I had two med students over the weekend helping me out (and they're quite good), and today we acquired two more, plus a co-intern, and a new upper level, and an attending I'd never met before, so I'm thanking JCAHO or whomever that we all wear nametags or I wouldn't know who anyone is.

On Saturday, I inherited 7 patients, which is more than I've managed at one time as an intern. One had been in the hospital for 5 months when I picked her up.

Add to this the complexity of actually learning the medicine I'm supposed to learn this month. When my upper level says "replace his K" I usually go "okay, how?" Potassium comes in multiple oral and IV forms and can be administered slow or fast or even hanging upside down for all I know. As a med student, you generally don't learn medication dosing, because you're too busy learning the medicines themselves. Now, I'm trying to learn the dosing, in addition to remembering which calcium channel blocker is a dihydropyridine and which tricyclic antidepressants have the least anticholinergic side effects. Thank god for the PDA (or in my case, the smartphone) that contains the free Epocrates and gives me a starting point to say "should we start metoprolol 50 BID?" (Of course, the answer to most of my dosage offerings is "no, let's start x dose instead", which often seems to be more a matter of personal preference than anything. Or maybe I'm just always wrong.)
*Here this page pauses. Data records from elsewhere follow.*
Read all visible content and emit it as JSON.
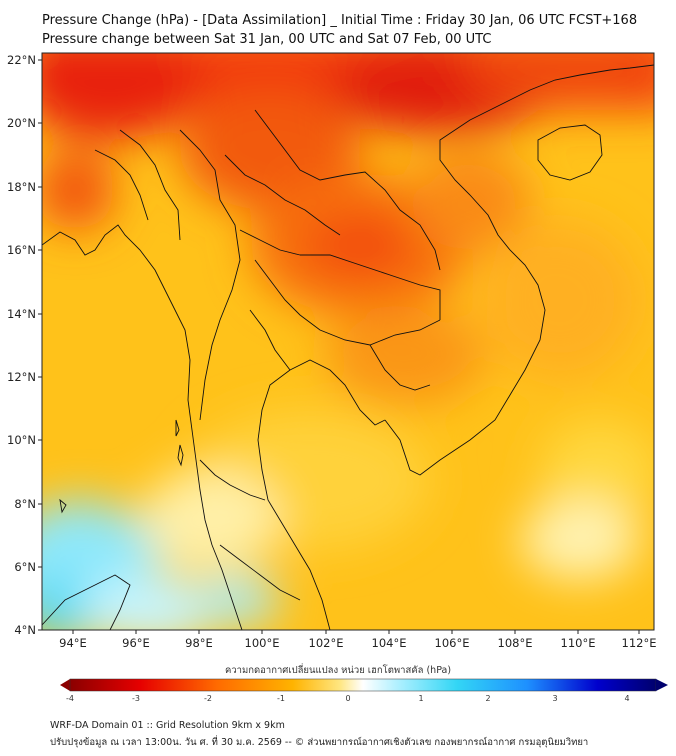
{
  "title": {
    "line1": "Pressure Change (hPa) - [Data Assimilation] _ Initial Time : Friday 30 Jan, 06 UTC FCST+168",
    "line2": "Pressure change between Sat 31 Jan, 00 UTC and Sat 07 Feb, 00 UTC"
  },
  "map": {
    "lon_ticks": [
      "94°E",
      "96°E",
      "98°E",
      "100°E",
      "102°E",
      "104°E",
      "106°E",
      "108°E",
      "110°E",
      "112°E"
    ],
    "lat_ticks": [
      "22°N",
      "20°N",
      "18°N",
      "16°N",
      "14°N",
      "12°N",
      "10°N",
      "8°N",
      "6°N",
      "4°N"
    ]
  },
  "colorbar": {
    "title": "ความกดอากาศเปลี่ยนแปลง หน่วย เฮกโตพาสคัล (hPa)",
    "ticks": [
      "-4",
      "-3",
      "-2",
      "-1",
      "0",
      "1",
      "2",
      "3",
      "4"
    ],
    "colors": {
      "neg_extreme": "#8b0000",
      "neg_strong": "#e60000",
      "neg_mid": "#ff6a00",
      "neg_weak": "#ffb300",
      "neg_faint": "#ffe680",
      "zero": "#ffffff",
      "pos_faint": "#aef0ff",
      "pos_weak": "#33d6f5",
      "pos_mid": "#1e90ff",
      "pos_strong": "#0000cd",
      "pos_extreme": "#00006e"
    }
  },
  "footer": {
    "line1": "WRF-DA Domain 01 :: Grid Resolution 9km x 9km",
    "line2": "ปรับปรุงข้อมูล ณ เวลา 13:00น. วัน ศ. ที่ 30 ม.ค. 2569 -- © ส่วนพยากรณ์อากาศเชิงตัวเลข กองพยากรณ์อากาศ กรมอุตุนิยมวิทยา"
  }
}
I spend half my day (it seems) just looking up the acronyms and abbreviations, because in every place they're different. One service used "HLD" for hyperlipidemia, this one uses "HLP". "MDS" is myelodysplastic syndrome, "SSS" is sick sinus syndrome, "AVR" is aortic valve replacement, and "FUBAR" is how I have felt these past three days. Thank god for Google.

I fully expect that by next week, I'll have my groove down. I'll fly through my notes and know how to replace basic electrolytes and remember the intricacies of acid/base metabolism and how to read an EKG. I'll know the names of the nurses (or at least the main ones) and the social workers (and of course, my team). I'll know my patients backwards and forwards and have their discharge plans in mind shortly after admission (always subject to change, of course). Seven patients will seem like nothing at all (and I'm sure I'll have more soon, as we admit q4).

Those first few days always suck, though. Welcome to internal medicine!